Intervention studies using alkaline salts of potassium allow investigation of the effect of increasing dietary alkali without the confounding effects of other nutrients and dietary or lifestyle patterns associated with fruit and vegetable intake, nor the well-established problems with dietary assessment. In the present analysis, we show that, overall, administration of alkaline potassium salts, whether in the short- or long-term, leads to significant reduction in renal calcium excretion and acid excretion, compatible with the concept of increased buffering or neutralisation of hydrogen ions by raised circulating bicarbonate. That this neutralisation of dietary acid load has beneficial effects on bone is demonstrated by the reduction in bone resorption that this analysis confirms.
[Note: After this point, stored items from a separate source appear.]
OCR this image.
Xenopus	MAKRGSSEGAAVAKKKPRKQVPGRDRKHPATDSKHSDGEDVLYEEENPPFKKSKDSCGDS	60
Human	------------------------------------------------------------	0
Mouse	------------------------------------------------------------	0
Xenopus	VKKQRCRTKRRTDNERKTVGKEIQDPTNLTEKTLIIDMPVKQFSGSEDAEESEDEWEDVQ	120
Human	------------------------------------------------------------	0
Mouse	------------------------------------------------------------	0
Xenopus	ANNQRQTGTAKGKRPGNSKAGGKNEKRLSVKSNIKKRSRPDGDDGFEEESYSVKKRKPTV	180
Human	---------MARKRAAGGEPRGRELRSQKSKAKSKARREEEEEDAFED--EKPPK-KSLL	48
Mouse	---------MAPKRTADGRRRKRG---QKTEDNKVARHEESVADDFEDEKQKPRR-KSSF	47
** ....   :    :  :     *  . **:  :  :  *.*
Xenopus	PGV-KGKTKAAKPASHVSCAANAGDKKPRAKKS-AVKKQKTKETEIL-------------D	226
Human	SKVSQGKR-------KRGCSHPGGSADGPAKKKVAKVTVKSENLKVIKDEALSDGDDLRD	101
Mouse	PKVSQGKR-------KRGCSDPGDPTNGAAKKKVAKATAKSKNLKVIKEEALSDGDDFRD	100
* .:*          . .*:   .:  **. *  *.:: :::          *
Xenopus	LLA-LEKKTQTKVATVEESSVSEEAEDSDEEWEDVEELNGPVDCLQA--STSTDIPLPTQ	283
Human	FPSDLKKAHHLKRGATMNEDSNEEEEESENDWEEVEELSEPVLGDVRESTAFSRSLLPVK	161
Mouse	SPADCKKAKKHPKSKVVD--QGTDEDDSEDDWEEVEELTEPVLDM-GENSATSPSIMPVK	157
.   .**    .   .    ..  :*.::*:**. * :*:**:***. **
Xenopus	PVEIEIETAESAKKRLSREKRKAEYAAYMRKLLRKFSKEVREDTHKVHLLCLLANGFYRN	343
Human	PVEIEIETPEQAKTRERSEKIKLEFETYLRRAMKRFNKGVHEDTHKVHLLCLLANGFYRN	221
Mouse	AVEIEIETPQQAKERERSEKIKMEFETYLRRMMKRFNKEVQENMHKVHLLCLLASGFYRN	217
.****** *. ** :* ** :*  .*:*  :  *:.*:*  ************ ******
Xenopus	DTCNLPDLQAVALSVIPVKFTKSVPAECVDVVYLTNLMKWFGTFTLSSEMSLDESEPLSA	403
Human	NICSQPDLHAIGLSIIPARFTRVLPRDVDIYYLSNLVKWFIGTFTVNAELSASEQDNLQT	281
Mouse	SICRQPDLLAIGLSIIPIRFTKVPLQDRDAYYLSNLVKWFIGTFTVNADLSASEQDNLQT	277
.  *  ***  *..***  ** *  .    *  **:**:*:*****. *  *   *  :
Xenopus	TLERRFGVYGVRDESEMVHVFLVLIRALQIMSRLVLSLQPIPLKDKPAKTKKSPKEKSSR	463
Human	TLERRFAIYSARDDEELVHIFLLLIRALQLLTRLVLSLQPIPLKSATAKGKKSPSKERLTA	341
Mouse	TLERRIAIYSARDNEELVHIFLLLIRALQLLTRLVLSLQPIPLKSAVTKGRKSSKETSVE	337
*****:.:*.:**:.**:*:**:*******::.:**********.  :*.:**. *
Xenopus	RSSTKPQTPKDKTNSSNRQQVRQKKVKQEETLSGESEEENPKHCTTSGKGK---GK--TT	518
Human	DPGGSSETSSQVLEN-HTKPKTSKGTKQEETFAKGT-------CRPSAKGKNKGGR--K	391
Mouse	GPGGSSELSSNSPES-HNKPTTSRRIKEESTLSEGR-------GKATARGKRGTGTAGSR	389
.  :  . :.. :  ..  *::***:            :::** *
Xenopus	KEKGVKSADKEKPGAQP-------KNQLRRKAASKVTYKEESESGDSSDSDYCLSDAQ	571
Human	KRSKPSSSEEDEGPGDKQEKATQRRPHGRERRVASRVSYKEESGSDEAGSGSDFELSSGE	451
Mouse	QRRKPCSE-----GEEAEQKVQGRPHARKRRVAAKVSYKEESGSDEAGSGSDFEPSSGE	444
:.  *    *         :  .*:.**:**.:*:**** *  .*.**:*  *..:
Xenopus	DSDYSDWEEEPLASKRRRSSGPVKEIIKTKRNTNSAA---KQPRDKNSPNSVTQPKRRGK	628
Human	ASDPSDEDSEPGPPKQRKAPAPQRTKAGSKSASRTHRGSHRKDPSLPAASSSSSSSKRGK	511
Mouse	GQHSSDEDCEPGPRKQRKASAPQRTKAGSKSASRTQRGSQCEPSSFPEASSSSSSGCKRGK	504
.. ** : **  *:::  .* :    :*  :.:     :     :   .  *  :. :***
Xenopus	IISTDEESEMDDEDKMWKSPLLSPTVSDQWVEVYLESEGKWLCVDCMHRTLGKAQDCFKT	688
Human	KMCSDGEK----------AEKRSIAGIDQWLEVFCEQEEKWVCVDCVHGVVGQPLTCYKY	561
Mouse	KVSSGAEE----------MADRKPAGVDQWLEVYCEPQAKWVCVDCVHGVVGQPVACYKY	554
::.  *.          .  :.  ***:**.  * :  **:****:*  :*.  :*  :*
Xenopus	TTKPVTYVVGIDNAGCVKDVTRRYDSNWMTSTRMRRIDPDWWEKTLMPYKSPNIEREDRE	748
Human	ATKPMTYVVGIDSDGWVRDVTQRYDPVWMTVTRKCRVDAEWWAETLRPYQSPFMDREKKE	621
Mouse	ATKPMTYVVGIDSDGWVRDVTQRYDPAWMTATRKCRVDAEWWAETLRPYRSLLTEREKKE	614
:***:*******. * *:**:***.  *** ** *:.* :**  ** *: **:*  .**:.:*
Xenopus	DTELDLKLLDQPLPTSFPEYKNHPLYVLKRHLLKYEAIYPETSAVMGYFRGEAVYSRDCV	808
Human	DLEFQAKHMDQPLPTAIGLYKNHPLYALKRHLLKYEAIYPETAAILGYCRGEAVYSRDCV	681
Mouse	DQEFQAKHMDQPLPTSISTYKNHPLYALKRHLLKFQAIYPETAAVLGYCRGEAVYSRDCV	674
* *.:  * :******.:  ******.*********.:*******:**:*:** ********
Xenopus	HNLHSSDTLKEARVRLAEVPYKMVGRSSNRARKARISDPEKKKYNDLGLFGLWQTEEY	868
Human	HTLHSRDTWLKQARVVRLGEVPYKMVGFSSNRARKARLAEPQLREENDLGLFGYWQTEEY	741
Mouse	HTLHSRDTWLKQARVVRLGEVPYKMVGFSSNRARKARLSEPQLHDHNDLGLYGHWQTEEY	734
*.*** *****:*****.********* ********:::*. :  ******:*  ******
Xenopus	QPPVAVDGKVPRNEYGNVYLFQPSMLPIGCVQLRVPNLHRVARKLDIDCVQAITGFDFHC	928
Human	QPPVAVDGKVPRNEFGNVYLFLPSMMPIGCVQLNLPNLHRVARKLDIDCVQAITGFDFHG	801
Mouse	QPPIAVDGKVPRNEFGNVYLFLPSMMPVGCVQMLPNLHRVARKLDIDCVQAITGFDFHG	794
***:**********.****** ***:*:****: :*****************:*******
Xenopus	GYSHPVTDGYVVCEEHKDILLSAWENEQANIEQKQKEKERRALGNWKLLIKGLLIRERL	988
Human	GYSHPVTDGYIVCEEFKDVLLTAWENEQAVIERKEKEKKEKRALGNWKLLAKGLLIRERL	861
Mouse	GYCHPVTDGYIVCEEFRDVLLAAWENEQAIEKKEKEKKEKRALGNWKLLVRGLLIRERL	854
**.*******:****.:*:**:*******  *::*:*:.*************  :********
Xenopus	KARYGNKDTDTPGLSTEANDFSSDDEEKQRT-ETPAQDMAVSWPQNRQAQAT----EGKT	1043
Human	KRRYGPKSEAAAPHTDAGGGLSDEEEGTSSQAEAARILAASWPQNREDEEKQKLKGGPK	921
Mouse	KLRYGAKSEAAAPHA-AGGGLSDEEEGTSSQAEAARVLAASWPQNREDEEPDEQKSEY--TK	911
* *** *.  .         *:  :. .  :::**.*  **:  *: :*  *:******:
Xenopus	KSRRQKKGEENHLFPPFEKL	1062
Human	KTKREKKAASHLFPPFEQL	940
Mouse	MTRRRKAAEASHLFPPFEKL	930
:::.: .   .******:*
The main limitation of this analysis is the heterogeneity of included studies in terms of study design, primary outcome measures and populations studied. Although all the studies included were randomised controlled trials, there were marked differences in dosage, duration and method of administration of the supplement, as well as age and gender of the study populations. In addition, there were very few studies with BMD as the primary end-point, which fulfilled the inclusion criteria, which limits the applicability of our findings, particularly with respect to fracture risk. Nevertheless, it is important to note that the novel finding of an effect of alkaline potassium salts on bone resorption was seen among studies with little or no heterogeneity.

Thus, the effect of alkaline potassium salts on calcium, acid–base and bone metabolism that has been demonstrated in this meta-analysis has the potential to translate into preventative measures for osteoporosis. In particular, dietary measures which include increasing intakes of fruit and vegetables, and thus alkaline precursors, should be considered as valuable contributors to bone health.